Internal problem ID [11048]
Book: Handbook of exact solutions for ordinary differential equations. By Polyanin and Zaitsev.
Second edition
Section: Chapter 2, Second-Order Differential Equations. section 2.1.2-7 Equation of form
\((a_4 x^4+a_3 x^3+a_2 x^2 x+a_1 x+a_0) y''+f(x)y'+g(x)y=0\)
Problem number: 223.
ODE order: 2.
ODE degree: 1.
CAS Maple gives this as type [_Halm]
\[ \boxed {4 \left (x^{2}+1\right )^{2} y^{\prime \prime }+\left (a \,x^{2}+a -3\right ) y=0} \]
✓ Solution by Maple
Time used: 0.0 (sec). Leaf size: 55
dsolve(4*(x^2+1)^2*diff(y(x),x$2)+(a*x^2+a-3)*y(x)=0,y(x), singsol=all)
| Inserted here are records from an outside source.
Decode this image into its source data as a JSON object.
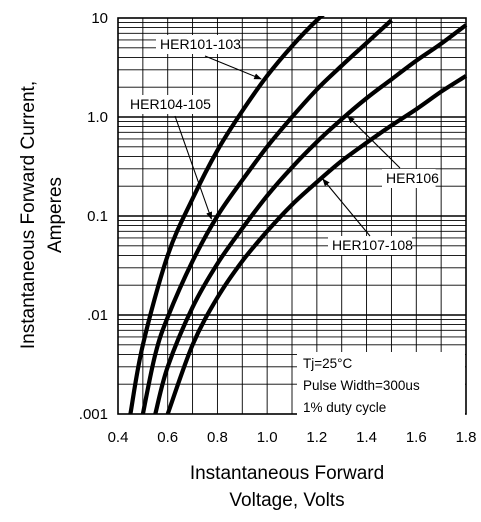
{
  "chart_data": {
    "type": "line",
    "xscale": "linear",
    "yscale": "log",
    "xlim": [
      0.4,
      1.8
    ],
    "ylim": [
      0.001,
      10
    ],
    "grid": true,
    "x_ticks": [
      {
        "value": 0.4,
        "label": "0.4"
      },
      {
        "value": 0.6,
        "label": "0.6"
      },
      {
        "value": 0.8,
        "label": "0.8"
      },
      {
        "value": 1.0,
        "label": "1.0"
      },
      {
        "value": 1.2,
        "label": "1.2"
      },
      {
        "value": 1.4,
        "label": "1.4"
      },
      {
        "value": 1.6,
        "label": "1.6"
      },
      {
        "value": 1.8,
        "label": "1.8"
      }
    ],
    "y_ticks": [
      {
        "value": 10,
        "label": "10"
      },
      {
        "value": 1,
        "label": "1.0"
      },
      {
        "value": 0.1,
        "label": "0.1"
      },
      {
        "value": 0.01,
        "label": ".01"
      },
      {
        "value": 0.001,
        "label": ".001"
      }
    ],
    "xlabel_lines": [
      "Instantaneous Forward",
      "Voltage, Volts"
    ],
    "ylabel_lines": [
      "Instantaneous Forward Current,",
      "Amperes"
    ],
    "series": [
      {
        "name": "HER101-103",
        "x": [
          0.45,
          0.5,
          0.6,
          0.7,
          0.8,
          0.9,
          1.0,
          1.1,
          1.2,
          1.25
        ],
        "y": [
          0.001,
          0.005,
          0.04,
          0.15,
          0.46,
          1.15,
          2.6,
          5.2,
          9.5,
          12
        ]
      },
      {
        "name": "HER104-105",
        "x": [
          0.5,
          0.55,
          0.6,
          0.7,
          0.8,
          0.9,
          1.0,
          1.1,
          1.2,
          1.3,
          1.4,
          1.5
        ],
        "y": [
          0.001,
          0.004,
          0.0095,
          0.035,
          0.1,
          0.23,
          0.5,
          1.0,
          1.9,
          3.3,
          5.6,
          9.5
        ]
      },
      {
        "name": "HER106",
        "x": [
          0.55,
          0.6,
          0.7,
          0.8,
          0.9,
          1.0,
          1.1,
          1.2,
          1.3,
          1.4,
          1.5,
          1.6,
          1.7,
          1.8
        ],
        "y": [
          0.001,
          0.003,
          0.012,
          0.033,
          0.075,
          0.16,
          0.31,
          0.56,
          0.95,
          1.55,
          2.4,
          3.7,
          5.5,
          8.5
        ]
      },
      {
        "name": "HER107-108",
        "x": [
          0.6,
          0.7,
          0.8,
          0.9,
          1.0,
          1.1,
          1.2,
          1.3,
          1.4,
          1.5,
          1.6,
          1.7,
          1.8
        ],
        "y": [
          0.001,
          0.005,
          0.015,
          0.035,
          0.07,
          0.13,
          0.22,
          0.36,
          0.55,
          0.82,
          1.2,
          1.8,
          2.6
        ]
      }
    ],
    "conditions": [
      "Tj=25°C",
      "Pulse Width=300us",
      "1% duty cycle"
    ]
  }
}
\[ y \left (x \right ) = \left (x^{2}+1\right )^{\frac {1}{4}} \left (\left (x +\sqrt {x^{2}+1}\right )^{-\frac {\sqrt {-a +1}}{2}} c_{2} +\left (x +\sqrt {x^{2}+1}\right )^{\frac {\sqrt {-a +1}}{2}} c_{1} \right ) \]
✓ Solution by Mathematica
Time used: 0.067 (sec). Leaf size: 70
DSolve[4*(x^2+1)^2*y''[x]+(a*x^2+a-3)*y[x]==0,y[x],x,IncludeSingularSolutions -> True]
\[ y(x)\to \sqrt {x^2+1} \left (c_1 P_{\frac {1}{2} \left (\sqrt {1-a}-1\right )}^{\frac {1}{2}}(i x)+c_2 Q_{\frac {1}{2} \left (\sqrt {1-a}-1\right )}^{\frac {1}{2}}(i x)\right ) \]